When excluding energy and construction, core industrial production rose by 1.4 percent, with capital goods leading the way (4.1 percent), followed by consumer goods (0.5 percent). Nonetheless, intermediate goods production fell by 2.1 percent, reflecting lingering supply chain bottlenecks or weaker demand in upstream sectors.
A concerning trend is the continued contraction in energy-intensive industries, which declined by 1.8 percent in May alone and stood 4.8 percent below their May 2024 levels. This suggests that elevated energy costs or structural shifts in energy policy are weighing heavily on these segments.
Overall, the sector is showing a tentative recovery, but the uneven performance across sub-sectors points to fragility and the need for policy support to sustain momentum.
US Review
FOMC Continues Watch for Labor Market Weakness Vs. Inflation Threat
By Theresa Sheehan, Econoday Economist
As the release of the minutes of the June 17-18 FOMC meeting reinforced, Fed policymakers are faced with the problem of judging the risks associated with a weakening labor market versus renewed upward price pressures from tariffs.

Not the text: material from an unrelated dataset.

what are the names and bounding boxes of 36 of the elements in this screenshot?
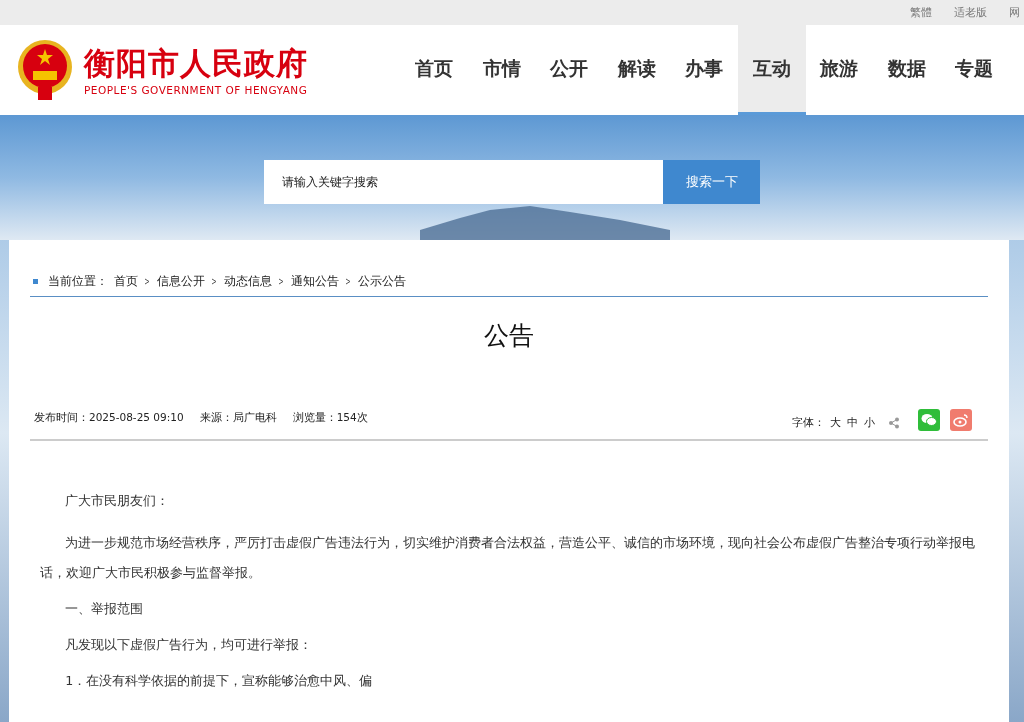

The June employment report released July 3 showed slower hiring and a smaller labor force. In assessing labor market conditions, the FOMC will have to determine if a still low national unemployment rate of 4.1 percent is an accurate reflection of the jobs market. If the US economy is heading into a recession, rising unemployment may not be the red flag it usually is when the economy enters a downturn. Does the lack of a rising unemployment rate mean no recession on the horizon? Or will the FOMC take more note if payrolls stop growing enough to absorb new entrants and the unemployed in the labor force?
And are there any signs that payrolls will start shrinking due to layoff activity? At present, weekly jobless claims remain low in the historical context. New claims are down 5,000 to 227,000 in the July 5 week in the latest report. However, the seasonal adjustment factors for early- to mid-July anticipate a lot of short-term layoffs, mostly in the auto sector for the annual retooling period. This may not be happening on the scale it usually does, so new claims are going to look soft for another week or two.
There’s a hint of lengthening periods of unemployment in the insured claims data as it settles into a new trend level just below the 2.0 million mark. The insured rate of unemployment is now trending a bit higher than in the prior two years with a reading of 1.3 percent for the past five weeks.
The changes are small, but then history tells us that among those applying for unemployment and those receiving it, the peak numbers occur when a recession is already well in place.